Con el tic tac del reloj aguijoneando su orgullo, se acabaron las acrobacias. Los Globetrotters, que venían de arrasar a Melipilla, tomaron la espada para defender su inmaculado récord de 99 victorias y ninguna derrota. El partido se puso bravo. A Valenzuela lo sacaron por acumulación de faltas a menos de un minuto de que sonara la chicharra. En ese momento, le pidió al “Polilla” que retuviera la pelota todo lo que pudiera. “Fue como entregarle un dulce a un ñiño”, comenta Valenzuela, dejándose llevar por la nostalgia por primera vez en esta conversación. El marcador final fue 67-56. La magia circense de Harlem sucumbió ante la pasión porteña.
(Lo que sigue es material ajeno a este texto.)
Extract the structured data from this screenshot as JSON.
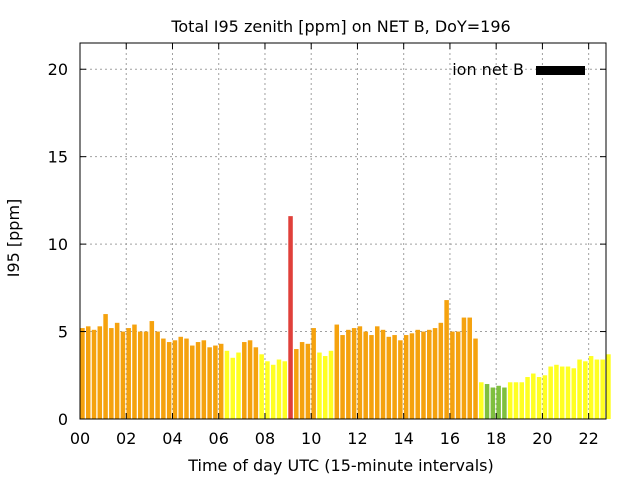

Valenzuela, junto a sus compañeros, fue paseado en andas por el borde de la cancha. Al llegar al camarín le dijeron que alguien quería hablar con él. Era el manager de los Harlem. Quería revancha inmediata para limpiar la deshonra. “Kiko” le preguntó cómo iban a dividir la recaudación. “La recaudación 100% nuestra, me dijo. Yo le ofrecí 50 y 50. No jugamos al 50 y 50, me respondió. Yo le respondí con lo mismo que me dijo él en la puerta ‘¿Quién es el espectáculo?’”.

Eduardo Hayes, presidente de la Asociación, entra a la sala donde se realiza esta entrevista y comenta que Valenzuela pudo haber llegado a la NBA si la liga hubiese abierto las fronteras en su época. El ex jugador sigue hablando como si no lo hubiese escuchado. Se lamenta que nadie haya filmado sus jugadas, aunque cuenta que Dan Peterson, el técnico que lideró una revolución en el basquetbol chileno en los setenta, le mandó videos en blanco y negro de una gira a Estados Unidos con la selección en 1973. Aunque ya pasaba los treinta años, resistió los cincuenta partidos ante universidades de la NCAA. Según Peterson, “Valenzuela estuvo a la altura frente a rivales complicados en la gira”.
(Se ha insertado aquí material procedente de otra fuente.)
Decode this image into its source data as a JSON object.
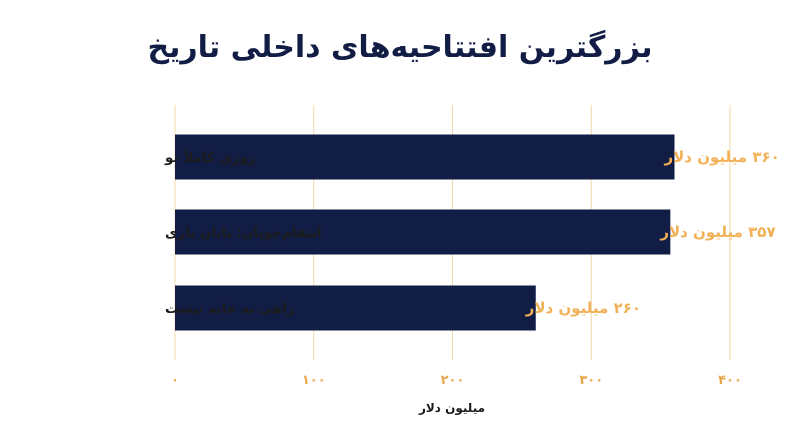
{
  "chart_data": {
    "type": "bar",
    "orientation": "horizontal",
    "title": "بزرگترین افتتاحیه‌های داخلی تاریخ",
    "categories": [
      "روزی کاملاً نو",
      "انتقام‌جویان: پایان بازی",
      "راهی به خانه نیست"
    ],
    "values": [
      360,
      357,
      260
    ],
    "value_labels": [
      "۳۶۰ میلیون دلار",
      "۳۵۷ میلیون دلار",
      "۲۶۰ میلیون دلار"
    ],
    "xlabel": "میلیون دلار",
    "ylabel": "",
    "xlim": [
      0,
      400
    ],
    "ticks": [
      0,
      100,
      200,
      300,
      400
    ],
    "tick_labels": [
      "۰",
      "۱۰۰",
      "۲۰۰",
      "۳۰۰",
      "۴۰۰"
    ],
    "grid": "vertical",
    "legend": "none",
    "colors": {
      "bar": "#121d45",
      "value_label": "#f2b156",
      "gridline": "#f0d9a8",
      "tick_label": "#e9a74c",
      "title": "#121d45",
      "text": "#1b1b1b"
    }
  }
}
Cuando el de Juana Ross se quería retirar en 1977, la Unión Española, el eterno rival de su carrera, le ofreció jugar un año más para arrebatarle el cetro a Tomás Bata. “Tenían jugadores espectaculares, yo no tenía mucho que aportar ahí”, confidencia. Estuvo una temporada con los hispanos y salió campeón sumando pocos minutos en el cuerpo.

Un día, después de un partido, se devolvió de Santiago a Valparaíso en taxi. Iba atrás, durmiendo. A las dos de la mañana iban llegando a Casablanca. En ese momento, un violento remezón lo despertó y le tensó los nervios. El auto casi choca y atropella a unas mujeres que iban por la berma. “Yo inmediatamente dije ‘no juego más’. Yo tengo algo especial, que la virgen me lo debe haber dado, tengo premoniciones a veces. Y no jugué más”.

Después del retiro se recibió de profesor de educación física en la Universidad Católica de Valparaíso. Fue campeón nacional juvenil dirigiendo al equipo de su ciudad. Sin embargo, se fue desencantado, no del juego, pero sí del ambiente. Al preguntarle porque el básquetbol ha bajado tanto el nivel responde que antes habían buenos dirigentes y que primaba la visión social del deporte por sobre la económica.

“Los dirigentes daban todo por los niños. Teníamos bebidas, poleras, pantalones, salidas de cancha. Ellos pagaban un entrenador para que nos enseñara. Hoy los niños tienen que pagar 20 mil pesos mensuales si quiere jugar”, explica y pide más fiscalización para los recursos públicos que se entregan a distintas entidades para el desarrollo del basquetbol.

El viaje interno está por terminar y el “Kiko” se piensa a sí mismo. “Polilla” Santana, su gran socio y amigo, murió hace algunos años y él asegura que se encontrarán pronto, que ya le queda poca vida. Se cuida su diabetes y pasa su tiempo yendo todos los días al Fortín para conversar un rato con sus amigos y tomarse un café. También entrena, personalizada y gratuitamente, a las jóvenes promesas porteñas, entre ellas, su nieto Franco. Sin jactancia revela que sus alumnos lo llaman maestro y revela que está pensando en publicar la segunda parte de su autobiografía “El Pequeño Gigante. Mira por última vez las fotos y comenta: “Yo jamás habló de mí. No me gusta. Yo no gané solo esas cosas. Pero cuando voy a las comidas con mis ex compañeros ellos dicen ‘este tal por cual era muy bueno’”.